U.S. Court of Appeals for the Ninth Circuit, 2008

Santoso v. Mukasey

Santoso v. Mukasey
U.S. Court of Appeals for the Ninth Circuit · Decided March 26, 2008
271 F. App'x 651

Santoso v. Mukasey

Opinion of the Court

MEMORANDUM **

Welli Budi Santoso and his wife are natives and citizens of Indonesia. They petition for review of a Board of Immigration Appeals’ (“BIA”) order dismissing their appeal from an immigration judge’s (“IJ”) decision denying their claims for asylum, withholding of removal, and relief under the Convention Against Torture (“CAT”).
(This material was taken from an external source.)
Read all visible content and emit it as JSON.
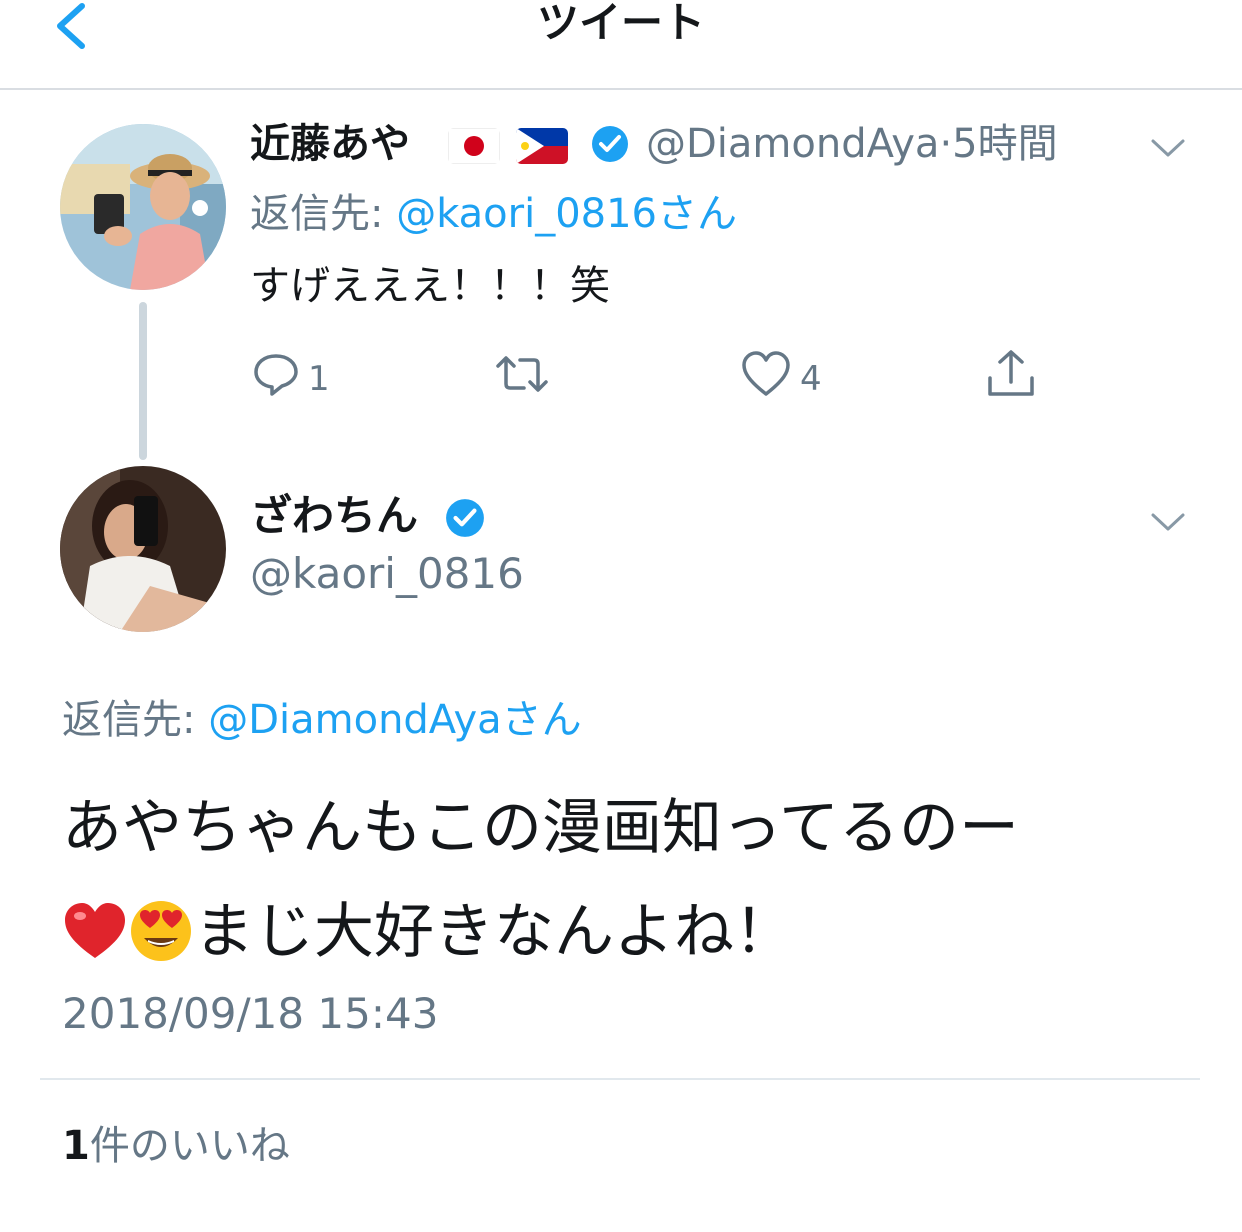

Our jurisdiction is governed by 8 U.S.C. § 1252. We dismiss in part, and deny in part.

We lack jurisdiction to review the IJ’s determination that petitioners’ asylum application was untimely. See 8 U.S.C. § 1158(a)(3); Ramadan v. Gonzales, 479 F.3d 646, 650 (9th Cir. 2007) (per curiam).
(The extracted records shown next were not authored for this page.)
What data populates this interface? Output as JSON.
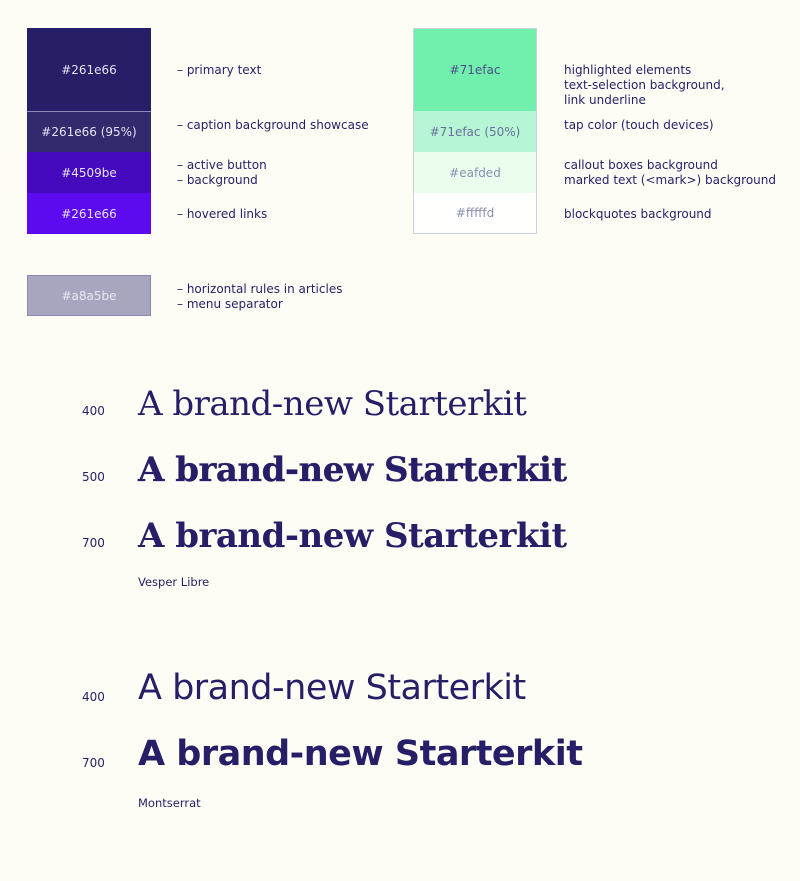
{
  "palette_left": [
    {
      "label": "#261e66",
      "color": "#261e66",
      "text_color": "#e5e2f5",
      "desc": [
        "– primary text"
      ]
    },
    {
      "label": "#261e66 (95%)",
      "color": "#312a6c",
      "text_color": "#e5e2f5",
      "desc": [
        "– caption background showcase"
      ]
    },
    {
      "label": "#4509be",
      "color": "#4509be",
      "text_color": "#e5e2f5",
      "desc": [
        "– active button",
        "– background"
      ]
    },
    {
      "label": "#261e66",
      "color": "#5c0bf0",
      "text_color": "#e5e2f5",
      "desc": [
        "– hovered links"
      ]
    }
  ],
  "palette_right": [
    {
      "label": "#71efac",
      "color": "#71efac",
      "text_color": "#4a4f8a",
      "desc": [
        "highlighted elements",
        "text-selection background,",
        "link underline"
      ]
    },
    {
      "label": "#71efac (50%)",
      "color": "#b7f6d4",
      "text_color": "#6a6f9e",
      "desc": [
        "tap color (touch devices)"
      ]
    },
    {
      "label": "#eafded",
      "color": "#eafded",
      "text_color": "#8a8db0",
      "desc": [
        "callout boxes background",
        "marked text (<mark>) background"
      ]
    },
    {
      "label": "#fffffd",
      "color": "#fffffd",
      "text_color": "#8a8db0",
      "desc": [
        "blockquotes background"
      ]
    }
  ],
  "separator_swatch": {
    "label": "#a8a5be",
    "color": "#a8a5be",
    "text_color": "#e8e6f2",
    "desc": [
      "– horizontal rules in articles",
      "– menu separator"
    ]
  },
  "typography": {
    "sample_text": "A brand-new Starterkit",
    "serif": {
      "name": "Vesper Libre",
      "weights": [
        "400",
        "500",
        "700"
      ]
    },
    "sans": {
      "name": "Montserrat",
      "weights": [
        "400",
        "700"
      ]
    }
  }
}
Substantial evidence supports the IJ’s denial of withholding of removal, because the record does not compel a finding that it is more likely than not that petitioners will be persecuted on account of their religion if they return to Indonesia. See Hak-eem v. INS, 273 F.3d 812, 816-17 (9th Cir. 2001); see also Lolong v. Gonzales, 484 F.3d 1173, 1179-81 (9th Cir. 2007) (en banc).

Substantial evidence further supports the denial of CAT relief, because petitioners did not show it is more likely than not that they will be tortured if they return to Indonesia. See Malhi v. INS, 336 F.3d 989, 993 (9th Cir. 2003).

Lastly, petitioners’ contention that the BIA violated their right to due process by affirming the IJ’s decision without opinion is foreclosed by our decision in Falcon Carriche v. INS, 350 F.3d 845, 850-51 (9th Cir. 2003).

PETITION FOR REVIEW DISMISSED in part; DENIED in part.

This disposition is not appropriate for publication and is not precedent except as provided by 9 th Cir. R. 36-3.